To find the limiting reactant, we need to compare the number of moles of each reactant to the stoichiometric ratio between them. So, let's calculate the moles of each reactant:
Moles of Ag2NO3 = (1.06g) / (106g/mol) = 0.01 moles
Moles of HCl = (3.65g) / (36.5g/mol) = 0.1 moles
Now, let's use the balanced equation to determine the stoichiometric ratio between Ag2NO3 and H2CO3. From the equation:
2AgNO3 + H2CO3 -> 2HNO3 + Ag2CO3
We can see that 2 moles of Ag2NO3 react with 1 mole of H2CO3. Therefore, the stoichiometric ratio is 2:1.
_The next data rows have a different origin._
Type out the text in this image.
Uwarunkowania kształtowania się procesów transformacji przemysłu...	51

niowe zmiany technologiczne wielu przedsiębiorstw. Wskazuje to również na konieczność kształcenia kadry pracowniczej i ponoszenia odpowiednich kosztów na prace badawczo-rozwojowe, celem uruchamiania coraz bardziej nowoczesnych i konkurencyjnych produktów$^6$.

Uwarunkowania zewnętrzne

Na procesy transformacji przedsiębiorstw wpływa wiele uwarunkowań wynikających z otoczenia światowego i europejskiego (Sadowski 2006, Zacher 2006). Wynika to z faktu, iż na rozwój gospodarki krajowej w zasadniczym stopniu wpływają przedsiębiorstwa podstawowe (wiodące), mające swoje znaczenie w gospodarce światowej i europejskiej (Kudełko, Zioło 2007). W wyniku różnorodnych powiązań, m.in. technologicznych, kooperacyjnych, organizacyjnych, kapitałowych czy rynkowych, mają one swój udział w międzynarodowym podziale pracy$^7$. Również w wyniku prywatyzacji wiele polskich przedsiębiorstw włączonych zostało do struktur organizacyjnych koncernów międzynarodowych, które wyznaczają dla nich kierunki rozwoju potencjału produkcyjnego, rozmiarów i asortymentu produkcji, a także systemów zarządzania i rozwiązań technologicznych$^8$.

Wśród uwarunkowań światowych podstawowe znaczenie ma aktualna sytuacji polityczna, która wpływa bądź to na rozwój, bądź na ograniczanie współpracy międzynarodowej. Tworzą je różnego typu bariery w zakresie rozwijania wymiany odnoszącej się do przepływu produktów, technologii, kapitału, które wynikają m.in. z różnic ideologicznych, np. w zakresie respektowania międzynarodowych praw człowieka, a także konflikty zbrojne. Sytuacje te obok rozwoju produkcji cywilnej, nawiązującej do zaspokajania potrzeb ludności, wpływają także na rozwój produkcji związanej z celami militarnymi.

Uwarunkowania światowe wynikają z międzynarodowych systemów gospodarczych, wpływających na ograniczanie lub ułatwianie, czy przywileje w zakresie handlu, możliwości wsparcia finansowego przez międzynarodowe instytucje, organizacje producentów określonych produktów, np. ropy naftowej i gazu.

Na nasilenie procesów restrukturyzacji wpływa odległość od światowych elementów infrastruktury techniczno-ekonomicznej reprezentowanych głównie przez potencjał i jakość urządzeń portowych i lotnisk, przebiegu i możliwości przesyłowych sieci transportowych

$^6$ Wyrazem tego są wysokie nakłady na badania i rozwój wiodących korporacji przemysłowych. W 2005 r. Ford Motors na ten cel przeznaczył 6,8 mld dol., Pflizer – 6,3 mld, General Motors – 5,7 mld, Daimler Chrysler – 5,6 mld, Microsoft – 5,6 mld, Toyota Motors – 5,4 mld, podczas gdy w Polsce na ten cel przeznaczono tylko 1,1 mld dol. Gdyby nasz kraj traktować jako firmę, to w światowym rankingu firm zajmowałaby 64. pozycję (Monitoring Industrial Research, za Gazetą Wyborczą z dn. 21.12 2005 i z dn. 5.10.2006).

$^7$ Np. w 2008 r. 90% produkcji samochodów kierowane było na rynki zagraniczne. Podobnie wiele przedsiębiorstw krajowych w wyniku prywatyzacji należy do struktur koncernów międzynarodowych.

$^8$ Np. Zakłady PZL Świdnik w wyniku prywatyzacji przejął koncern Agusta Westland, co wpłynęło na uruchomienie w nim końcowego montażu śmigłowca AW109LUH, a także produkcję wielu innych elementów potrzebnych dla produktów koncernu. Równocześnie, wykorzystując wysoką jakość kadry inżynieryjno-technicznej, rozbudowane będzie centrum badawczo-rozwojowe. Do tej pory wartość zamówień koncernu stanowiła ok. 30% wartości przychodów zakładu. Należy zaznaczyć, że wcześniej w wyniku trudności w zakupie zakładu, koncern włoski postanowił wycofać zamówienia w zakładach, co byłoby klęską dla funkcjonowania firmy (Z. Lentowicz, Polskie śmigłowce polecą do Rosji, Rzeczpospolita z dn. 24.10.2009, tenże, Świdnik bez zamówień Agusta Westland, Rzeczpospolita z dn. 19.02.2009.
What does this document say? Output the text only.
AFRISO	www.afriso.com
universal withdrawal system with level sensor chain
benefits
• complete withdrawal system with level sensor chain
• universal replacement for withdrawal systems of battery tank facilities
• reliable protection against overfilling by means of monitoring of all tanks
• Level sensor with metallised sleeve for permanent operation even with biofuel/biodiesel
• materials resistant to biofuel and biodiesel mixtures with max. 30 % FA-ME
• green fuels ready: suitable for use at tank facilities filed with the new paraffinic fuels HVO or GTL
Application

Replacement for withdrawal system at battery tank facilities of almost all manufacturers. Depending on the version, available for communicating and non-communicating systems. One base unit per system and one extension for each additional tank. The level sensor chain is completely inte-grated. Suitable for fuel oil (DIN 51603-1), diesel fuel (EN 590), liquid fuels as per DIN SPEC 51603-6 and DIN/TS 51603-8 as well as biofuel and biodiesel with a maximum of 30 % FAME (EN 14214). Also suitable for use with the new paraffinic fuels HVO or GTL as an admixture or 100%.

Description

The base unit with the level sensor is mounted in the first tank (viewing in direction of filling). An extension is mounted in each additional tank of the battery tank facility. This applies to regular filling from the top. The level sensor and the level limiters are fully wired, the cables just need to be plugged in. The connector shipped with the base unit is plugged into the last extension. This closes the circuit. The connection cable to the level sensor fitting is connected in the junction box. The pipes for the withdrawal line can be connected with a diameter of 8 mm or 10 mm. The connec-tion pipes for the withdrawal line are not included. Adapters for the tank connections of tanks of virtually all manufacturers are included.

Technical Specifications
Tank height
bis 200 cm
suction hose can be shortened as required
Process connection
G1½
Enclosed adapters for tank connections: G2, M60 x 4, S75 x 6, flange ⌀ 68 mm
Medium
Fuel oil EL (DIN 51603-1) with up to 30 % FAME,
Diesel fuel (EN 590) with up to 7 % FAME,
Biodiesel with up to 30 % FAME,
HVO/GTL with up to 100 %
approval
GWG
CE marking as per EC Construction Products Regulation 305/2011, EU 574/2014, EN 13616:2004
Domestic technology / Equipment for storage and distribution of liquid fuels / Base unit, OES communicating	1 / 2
Now, let's see which reactant is present in a lower amount. Since we have 0.01 moles of Ag2NO3 and 0.1 moles of HCl, it's clear that Ag2NO3 is the limiting reactant.
To find the amount of H2CO3 formed, we need to use the stoichiometric ratio. Since Ag2NO3 and H2CO3 are in a 2:1 ratio, we can say that half the moles of Ag2NO3 will be the moles of H2CO3 formed.
Moles of H2CO3 formed = (0.01 moles of Ag2NO3) / 2 = 0.005 moles
Lastly, we can calculate the grams of H2CO3 formed:
Grams of H2CO3 formed = (0.005 moles) * (62g/mol) = 0.31 grams
Therefore, approximately 0.31 grams of H2CO3 will be formed. And the reactant that limits the reaction is Ag2NO3. Hope that put a smile on your face!
To find the amount of H2CO3 formed and determine the limiting reactant, you need to follow a few steps:
Step 1: Convert the given masses of Ag2NO3 and HCl to moles.
Moles of Ag2NO3 = mass of Ag2NO3 (in grams) / molar mass of Ag2NO3
Moles of HCl = mass of HCl (in grams) / molar mass of HCl
Moles of Ag2NO3 = 1.06 g / 106 g/mol = 0.01 moles of Ag2NO3
Moles of HCl = 3.65 g / 36.5 g/mol = 0.10 moles of HCl
Step 2: Write the balanced chemical equation for the reaction.
2 Ag2NO3 + 2 HCl → 2 AgCl + H2CO3
Step 3: Determine the stoichiometry between Ag2NO3 and H2CO3.
From the balanced equation, we can see that 2 moles of Ag2NO3 react to form 1 mole of H2CO3.
Step 4: Calculate the amount of H2CO3 formed.
Moles of H2CO3 = (moles of Ag2NO3) x (1 mole H2CO3 / 2 moles Ag2NO3)
Moles of H2CO3 = 0.01 moles of Ag2NO3 x (1 mole H2CO3 / 2 moles Ag2NO3) = 0.005 moles of H2CO3
Step 5: Convert moles of H2CO3 to grams.
Mass of H2CO3 = moles of H2CO3 x molar mass of H2CO3
Mass of H2CO3 = 0.005 moles x 62 g/mol = 0.31 grams of H2CO3
Based on the calculations, 0.31 grams of H2CO3 will be formed.
To determine the limiting reactant, compare the moles of Ag2NO3 and HCl. The reactant that produces fewer moles of the desired product (H2CO3 in this case) is the limiting reactant. In this case, 0.01 moles of Ag2NO3 is less than 0.10 moles of HCl, so Ag2NO3 is the limiting reactant.